Between January and April 1958, new showers of ash and accompanying water vapour (both white and darkened) persisted, and the two Ilhéus off the coast of Ponte dos Capelinhos had disappeared under the sand and ash. During this period the cinder cone and isthmus became an integral part of the island of Faial, destroying the roofs of the local buildings and infilling the space to the lighthouse. From May 12–18, 450 seismic events were recorded as the volcano moved into a Strombolian phase, emitting projectiles 500 m into the air, causing moderate explosions and accompanied by infra-sonic waves that shook doors and windows on the island and some adjacent islands. This final phase lasted several months: the last lava currents were visible on 21 October, and the last projectiles were reported on 24 October. During this final stage (around 14 May), fumaroles were discovered inside Faial's caldera, that began emitting sulfurous water vapor, boiling clay and mud.

Although one person nearly fell into the Capelinhos crater, there were no deaths from the eruption; generally, ash deposits and some projectiles caused the destruction of homes and the blanketing of agricultural lands in the parishes of Capelo and Praia do Norte. A report presented on 15 January 1958 indicated that 164 families had been affected by the eruption.

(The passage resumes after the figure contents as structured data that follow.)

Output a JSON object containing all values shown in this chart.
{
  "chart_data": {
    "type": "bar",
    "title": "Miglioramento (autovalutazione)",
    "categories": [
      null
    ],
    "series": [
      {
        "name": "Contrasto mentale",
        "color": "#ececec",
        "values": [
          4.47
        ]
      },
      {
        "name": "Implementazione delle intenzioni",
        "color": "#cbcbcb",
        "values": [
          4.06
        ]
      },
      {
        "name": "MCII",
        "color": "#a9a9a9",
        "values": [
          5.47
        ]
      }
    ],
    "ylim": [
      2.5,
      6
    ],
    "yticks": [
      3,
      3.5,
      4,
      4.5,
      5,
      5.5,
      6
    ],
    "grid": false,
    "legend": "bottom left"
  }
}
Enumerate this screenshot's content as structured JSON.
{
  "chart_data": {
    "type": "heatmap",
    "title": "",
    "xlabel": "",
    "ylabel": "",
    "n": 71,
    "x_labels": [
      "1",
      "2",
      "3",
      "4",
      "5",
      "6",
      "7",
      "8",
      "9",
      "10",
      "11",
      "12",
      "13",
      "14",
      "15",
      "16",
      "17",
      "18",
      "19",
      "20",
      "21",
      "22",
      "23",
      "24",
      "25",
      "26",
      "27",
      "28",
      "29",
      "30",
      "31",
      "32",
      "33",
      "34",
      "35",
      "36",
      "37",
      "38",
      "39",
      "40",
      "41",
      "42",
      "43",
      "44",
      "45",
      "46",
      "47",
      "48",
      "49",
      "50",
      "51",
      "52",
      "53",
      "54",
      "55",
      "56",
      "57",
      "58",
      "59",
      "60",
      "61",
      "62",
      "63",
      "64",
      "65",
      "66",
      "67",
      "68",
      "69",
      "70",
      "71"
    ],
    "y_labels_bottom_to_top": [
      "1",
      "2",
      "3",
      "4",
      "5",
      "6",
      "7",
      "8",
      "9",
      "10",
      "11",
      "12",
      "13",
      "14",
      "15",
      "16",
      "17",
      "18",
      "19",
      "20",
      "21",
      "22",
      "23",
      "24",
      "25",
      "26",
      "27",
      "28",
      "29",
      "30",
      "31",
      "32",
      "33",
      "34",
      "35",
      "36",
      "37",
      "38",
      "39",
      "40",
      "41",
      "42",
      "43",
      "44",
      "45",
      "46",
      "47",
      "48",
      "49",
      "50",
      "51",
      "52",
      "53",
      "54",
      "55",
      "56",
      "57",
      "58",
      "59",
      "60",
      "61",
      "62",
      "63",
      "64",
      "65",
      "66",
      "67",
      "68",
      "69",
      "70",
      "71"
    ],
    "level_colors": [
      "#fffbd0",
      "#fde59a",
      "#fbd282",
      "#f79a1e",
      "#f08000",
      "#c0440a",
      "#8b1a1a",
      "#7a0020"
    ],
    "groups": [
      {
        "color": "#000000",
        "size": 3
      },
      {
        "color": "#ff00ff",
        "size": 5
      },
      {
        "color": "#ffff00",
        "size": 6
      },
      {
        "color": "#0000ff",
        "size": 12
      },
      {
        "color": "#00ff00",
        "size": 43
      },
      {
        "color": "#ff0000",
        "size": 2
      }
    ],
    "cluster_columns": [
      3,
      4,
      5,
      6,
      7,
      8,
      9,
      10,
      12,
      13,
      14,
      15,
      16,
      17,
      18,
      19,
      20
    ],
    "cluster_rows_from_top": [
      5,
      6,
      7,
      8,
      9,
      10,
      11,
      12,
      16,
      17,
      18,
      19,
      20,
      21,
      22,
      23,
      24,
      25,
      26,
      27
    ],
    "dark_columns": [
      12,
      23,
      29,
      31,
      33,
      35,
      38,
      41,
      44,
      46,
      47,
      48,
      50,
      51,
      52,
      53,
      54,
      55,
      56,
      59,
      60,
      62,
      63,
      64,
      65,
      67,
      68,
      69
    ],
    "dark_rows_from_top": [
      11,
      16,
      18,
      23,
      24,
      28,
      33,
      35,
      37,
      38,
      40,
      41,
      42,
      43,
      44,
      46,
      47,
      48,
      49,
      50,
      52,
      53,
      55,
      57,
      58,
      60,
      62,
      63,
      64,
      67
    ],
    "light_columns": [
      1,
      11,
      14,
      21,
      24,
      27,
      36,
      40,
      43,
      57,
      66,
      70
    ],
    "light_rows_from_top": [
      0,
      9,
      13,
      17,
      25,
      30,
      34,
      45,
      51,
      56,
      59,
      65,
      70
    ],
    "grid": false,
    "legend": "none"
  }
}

Due to the close relationship between Portugal and the United States, refugees from the beleaguered parishes emigrated. The Azorean Refugee Act (September 2, 1958), authorized the emigration of 1,500 people and was sponsored by Democratic Congressmen John O. Pastore of Rhode Island, and a young Senator John F. Kennedy of Massachusetts. In addition to many families from the area of Capelo, other citizens of the Azores benefited from these temporary measures. This resulted in a 50% decrease of the resident population of Capelo, and contributed to an increased standard of living, greater working opportunities and some improvements in base incomes.

==Tourism==

The volcano is a landmark on Faial; its ruined lighthouse and Visitors Center (which lies along the cliff from the volcano) is a tourist destination. A trail network runs from the Visitors Center and lighthouse to the caldera summit. On September 27, 2007, commemorations marking the 50th anniversary of the eruption and its effects on the island's history and people were broadcast in Portugal and throughout the Azorean diaspora.